The demand for housing rose during the pandemie and sent prices and mortgage interest to new highlights. But now high costs and loans keep both buyers and sellers on the sidelines.
Homeowners who have obtained a low mortgage interest during the Pandemie or who have paid off their house are not sold because they do not want to give up their low rates.
“The lukewarm pace of housing sales cannot be accused of a recession,” says the report.

Wells Fargo says that the sale of houses has been delayed near the pace of how they were in the aftermath of the big recession, while not many people bought or sell houses
'Instead, the most important factor that weighs on residential activities remains unfavorable affordability conditions.
In addition to high mortgage interest rate, house prices continue to rise. '
Since February 2020, house prices have risen by 45 percent.
Moreover, the average fixed mortgage interest rate of 30 years is 6.67 percent. In 2020, the mortgage interest rate was only 3 percent.
The mortgage interest-in-in is the main reason for the slow sales percentage, because they take into account the largest share of total home sales.
The pace of the slow turnover is expected to stay that way in the coming years.
“In view of affordability, most buyers are expected to remain weak and not far from the low levels in the aftermath of the financial crisis,” Wells Fargo Senior Economist Charlie Dougherty told Fortune.
In the meantime, in January, Wall Street gave a horrifying warning that American houses sell 35 percent higher than they should be.

Wells Fargo Senior Economist Charlie Dougherty
Green Street Advisors of Real Estate Analyzes studied the equity performance of two listed companies that have and rent out more than 137,000 single -family homes throughout the country.

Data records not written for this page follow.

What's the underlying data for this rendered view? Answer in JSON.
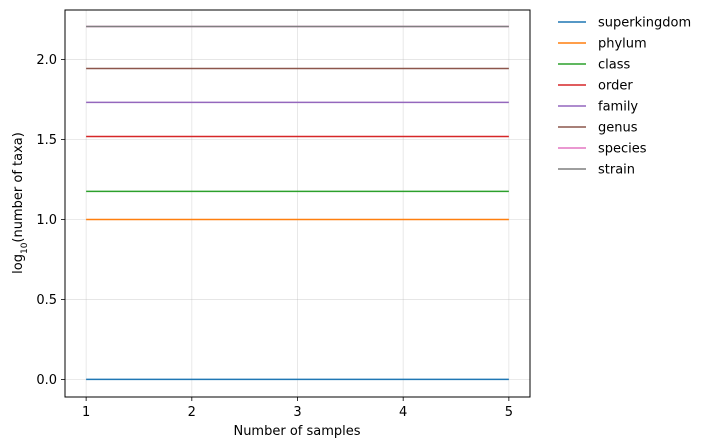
{
  "chart_data": {
    "type": "line",
    "xlabel": "Number of samples",
    "ylabel": {
      "base": "log",
      "subscript": "10",
      "rest": "(number of taxa)"
    },
    "x": [
      1,
      2,
      3,
      4,
      5
    ],
    "xlim": [
      0.8,
      5.2
    ],
    "ylim": [
      -0.11,
      2.31
    ],
    "xticks": [
      1,
      2,
      3,
      4,
      5
    ],
    "yticks": [
      0.0,
      0.5,
      1.0,
      1.5,
      2.0
    ],
    "ytick_labels": [
      "0.0",
      "0.5",
      "1.0",
      "1.5",
      "2.0"
    ],
    "grid": true,
    "legend_position": "outside-right",
    "series": [
      {
        "name": "superkingdom",
        "color": "#1f77b4",
        "values": [
          0.0,
          0.0,
          0.0,
          0.0,
          0.0
        ]
      },
      {
        "name": "phylum",
        "color": "#ff7f0e",
        "values": [
          1.0,
          1.0,
          1.0,
          1.0,
          1.0
        ]
      },
      {
        "name": "class",
        "color": "#2ca02c",
        "values": [
          1.176,
          1.176,
          1.176,
          1.176,
          1.176
        ]
      },
      {
        "name": "order",
        "color": "#d62728",
        "values": [
          1.519,
          1.519,
          1.519,
          1.519,
          1.519
        ]
      },
      {
        "name": "family",
        "color": "#9467bd",
        "values": [
          1.732,
          1.732,
          1.732,
          1.732,
          1.732
        ]
      },
      {
        "name": "genus",
        "color": "#8c564b",
        "values": [
          1.944,
          1.944,
          1.944,
          1.944,
          1.944
        ]
      },
      {
        "name": "species",
        "color": "#e377c2",
        "values": [
          2.207,
          2.207,
          2.207,
          2.207,
          2.207
        ]
      },
      {
        "name": "strain",
        "color": "#7f7f7f",
        "values": [
          2.207,
          2.207,
          2.207,
          2.207,
          2.207
        ]
      }
    ]
  }
}
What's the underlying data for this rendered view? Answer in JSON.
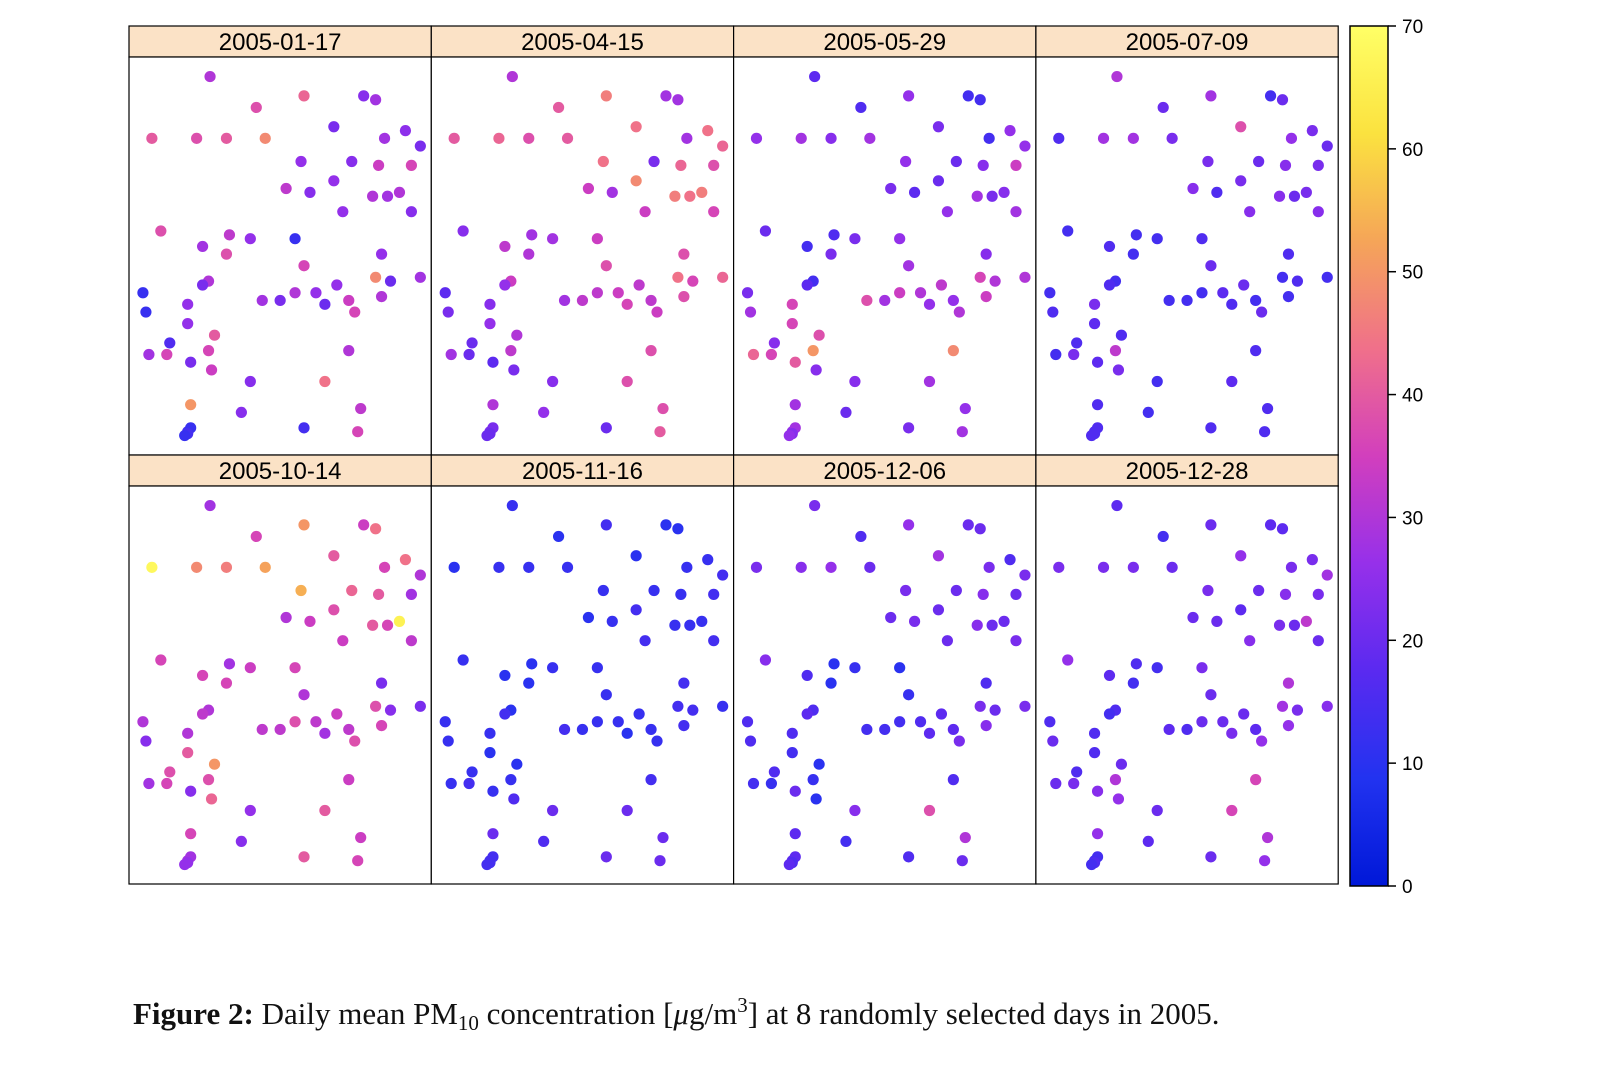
{
  "caption": {
    "label": "Figure 2:",
    "text_before": " Daily mean PM",
    "subscript": "10",
    "text_mid": " concentration [",
    "mu": "μ",
    "text_unit": "g/m",
    "superscript": "3",
    "text_after": "] at 8 randomly selected days in 2005."
  },
  "colorbar": {
    "min": 0,
    "max": 70,
    "ticks": [
      0,
      10,
      20,
      30,
      40,
      50,
      60,
      70
    ],
    "colors": [
      "#0018d8",
      "#2233f0",
      "#5a2af0",
      "#9630ea",
      "#d23fbd",
      "#f0708a",
      "#f5a558",
      "#fbe23f",
      "#ffff66"
    ]
  },
  "chart_data": {
    "type": "scatter",
    "title": "",
    "xlabel": "",
    "ylabel": "",
    "value_range": [
      0,
      70
    ],
    "stations": [
      [
        0.265,
        0.03
      ],
      [
        0.42,
        0.11
      ],
      [
        0.58,
        0.08
      ],
      [
        0.78,
        0.08
      ],
      [
        0.82,
        0.09
      ],
      [
        0.68,
        0.16
      ],
      [
        0.92,
        0.17
      ],
      [
        0.22,
        0.19
      ],
      [
        0.32,
        0.19
      ],
      [
        0.45,
        0.19
      ],
      [
        0.07,
        0.19
      ],
      [
        0.85,
        0.19
      ],
      [
        0.97,
        0.21
      ],
      [
        0.74,
        0.25
      ],
      [
        0.57,
        0.25
      ],
      [
        0.83,
        0.26
      ],
      [
        0.94,
        0.26
      ],
      [
        0.68,
        0.3
      ],
      [
        0.52,
        0.32
      ],
      [
        0.6,
        0.33
      ],
      [
        0.81,
        0.34
      ],
      [
        0.86,
        0.34
      ],
      [
        0.9,
        0.33
      ],
      [
        0.71,
        0.38
      ],
      [
        0.94,
        0.38
      ],
      [
        0.1,
        0.43
      ],
      [
        0.24,
        0.47
      ],
      [
        0.33,
        0.44
      ],
      [
        0.4,
        0.45
      ],
      [
        0.55,
        0.45
      ],
      [
        0.84,
        0.49
      ],
      [
        0.32,
        0.49
      ],
      [
        0.58,
        0.52
      ],
      [
        0.82,
        0.55
      ],
      [
        0.04,
        0.59
      ],
      [
        0.26,
        0.56
      ],
      [
        0.24,
        0.57
      ],
      [
        0.5,
        0.61
      ],
      [
        0.55,
        0.59
      ],
      [
        0.62,
        0.59
      ],
      [
        0.69,
        0.57
      ],
      [
        0.73,
        0.61
      ],
      [
        0.87,
        0.56
      ],
      [
        0.84,
        0.6
      ],
      [
        0.97,
        0.55
      ],
      [
        0.44,
        0.61
      ],
      [
        0.19,
        0.62
      ],
      [
        0.65,
        0.62
      ],
      [
        0.75,
        0.64
      ],
      [
        0.05,
        0.64
      ],
      [
        0.19,
        0.67
      ],
      [
        0.13,
        0.72
      ],
      [
        0.28,
        0.7
      ],
      [
        0.26,
        0.74
      ],
      [
        0.06,
        0.75
      ],
      [
        0.12,
        0.75
      ],
      [
        0.2,
        0.77
      ],
      [
        0.73,
        0.74
      ],
      [
        0.27,
        0.79
      ],
      [
        0.4,
        0.82
      ],
      [
        0.65,
        0.82
      ],
      [
        0.2,
        0.88
      ],
      [
        0.37,
        0.9
      ],
      [
        0.77,
        0.89
      ],
      [
        0.58,
        0.94
      ],
      [
        0.19,
        0.95
      ],
      [
        0.2,
        0.94
      ],
      [
        0.19,
        0.955
      ],
      [
        0.18,
        0.96
      ],
      [
        0.76,
        0.95
      ]
    ],
    "panels": [
      {
        "title": "2005-01-17",
        "values": [
          30,
          38,
          42,
          24,
          28,
          22,
          25,
          38,
          40,
          48,
          40,
          28,
          22,
          24,
          26,
          34,
          36,
          26,
          32,
          24,
          30,
          28,
          30,
          26,
          24,
          38,
          28,
          32,
          26,
          12,
          26,
          38,
          36,
          48,
          12,
          30,
          22,
          22,
          30,
          26,
          26,
          34,
          20,
          30,
          28,
          28,
          26,
          20,
          36,
          12,
          26,
          16,
          40,
          36,
          28,
          36,
          22,
          30,
          34,
          24,
          44,
          50,
          24,
          32,
          14,
          14,
          12,
          14,
          12,
          36
        ]
      },
      {
        "title": "2005-04-15",
        "values": [
          30,
          40,
          46,
          28,
          28,
          44,
          44,
          42,
          38,
          40,
          40,
          28,
          42,
          22,
          44,
          42,
          38,
          48,
          34,
          28,
          46,
          44,
          46,
          34,
          36,
          24,
          32,
          28,
          28,
          34,
          38,
          30,
          38,
          44,
          18,
          34,
          26,
          32,
          32,
          34,
          32,
          32,
          36,
          38,
          42,
          28,
          24,
          36,
          34,
          22,
          26,
          20,
          30,
          32,
          28,
          20,
          18,
          38,
          22,
          24,
          38,
          30,
          26,
          38,
          20,
          22,
          22,
          20,
          20,
          40
        ]
      },
      {
        "title": "2005-05-29",
        "values": [
          18,
          16,
          26,
          14,
          14,
          22,
          26,
          28,
          24,
          28,
          26,
          14,
          26,
          20,
          26,
          24,
          34,
          20,
          22,
          18,
          28,
          22,
          24,
          26,
          28,
          20,
          14,
          16,
          22,
          26,
          24,
          22,
          28,
          36,
          22,
          14,
          18,
          28,
          34,
          30,
          32,
          26,
          30,
          34,
          30,
          38,
          36,
          26,
          30,
          28,
          36,
          24,
          38,
          50,
          42,
          36,
          40,
          48,
          24,
          24,
          28,
          28,
          20,
          26,
          22,
          26,
          28,
          24,
          26,
          28
        ]
      },
      {
        "title": "2005-07-09",
        "values": [
          30,
          20,
          28,
          14,
          20,
          38,
          22,
          28,
          28,
          22,
          16,
          26,
          20,
          20,
          22,
          24,
          22,
          22,
          24,
          16,
          24,
          20,
          22,
          24,
          24,
          14,
          16,
          14,
          14,
          16,
          16,
          14,
          20,
          14,
          14,
          14,
          16,
          14,
          14,
          18,
          20,
          14,
          16,
          14,
          14,
          14,
          22,
          16,
          20,
          16,
          18,
          16,
          16,
          32,
          14,
          22,
          18,
          16,
          22,
          14,
          18,
          16,
          14,
          16,
          16,
          16,
          16,
          16,
          16,
          16
        ]
      },
      {
        "title": "2005-10-14",
        "values": [
          28,
          36,
          50,
          34,
          44,
          40,
          44,
          48,
          46,
          52,
          68,
          36,
          30,
          42,
          54,
          40,
          28,
          38,
          30,
          34,
          40,
          36,
          66,
          34,
          32,
          36,
          36,
          28,
          34,
          36,
          22,
          36,
          30,
          38,
          30,
          30,
          32,
          32,
          38,
          32,
          34,
          32,
          24,
          36,
          22,
          32,
          30,
          28,
          38,
          24,
          40,
          38,
          50,
          38,
          28,
          36,
          24,
          34,
          42,
          26,
          40,
          36,
          24,
          34,
          40,
          28,
          28,
          26,
          26,
          36
        ]
      },
      {
        "title": "2005-11-16",
        "values": [
          12,
          10,
          14,
          10,
          10,
          10,
          12,
          12,
          12,
          12,
          10,
          12,
          14,
          12,
          12,
          12,
          14,
          14,
          10,
          12,
          12,
          12,
          12,
          14,
          14,
          12,
          10,
          10,
          12,
          12,
          14,
          10,
          12,
          14,
          12,
          10,
          14,
          12,
          12,
          12,
          12,
          12,
          14,
          14,
          12,
          14,
          12,
          10,
          12,
          12,
          10,
          12,
          10,
          12,
          12,
          14,
          12,
          14,
          16,
          20,
          20,
          20,
          16,
          20,
          20,
          14,
          14,
          14,
          14,
          20
        ]
      },
      {
        "title": "2005-12-06",
        "values": [
          22,
          16,
          26,
          20,
          20,
          28,
          16,
          24,
          26,
          20,
          22,
          22,
          22,
          20,
          22,
          24,
          20,
          20,
          20,
          22,
          24,
          20,
          20,
          20,
          22,
          24,
          16,
          10,
          12,
          10,
          16,
          10,
          12,
          22,
          16,
          16,
          18,
          14,
          14,
          16,
          18,
          18,
          20,
          24,
          22,
          14,
          16,
          18,
          22,
          16,
          14,
          16,
          10,
          12,
          14,
          12,
          20,
          16,
          10,
          24,
          38,
          18,
          14,
          30,
          16,
          18,
          18,
          16,
          18,
          20
        ]
      },
      {
        "title": "2005-12-28",
        "values": [
          18,
          14,
          20,
          18,
          18,
          26,
          22,
          22,
          22,
          20,
          22,
          22,
          28,
          20,
          22,
          24,
          22,
          18,
          20,
          20,
          22,
          20,
          32,
          24,
          20,
          26,
          18,
          16,
          14,
          22,
          30,
          14,
          20,
          28,
          16,
          16,
          14,
          16,
          20,
          20,
          20,
          18,
          22,
          26,
          24,
          18,
          16,
          22,
          26,
          20,
          16,
          16,
          20,
          30,
          20,
          22,
          24,
          36,
          26,
          20,
          36,
          26,
          18,
          30,
          20,
          14,
          14,
          16,
          14,
          26
        ]
      }
    ]
  }
}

Investors believe that the houses are owned by invitation homes and American houses 4 rent are too expensive.
According to the analysis of Green Street, an average house in the metro areas where invitation homes has for $ 415,000.
The share price, which has refueled 10 percent in the past year, suggests that investors think that $ 310,000 is what the company's houses are actually worth.
In general, the list and mortgage prices remained high in 2024 and only 24 percent of home buyers were First timers in 2024 – the lowest, according to the National Association of Realtors.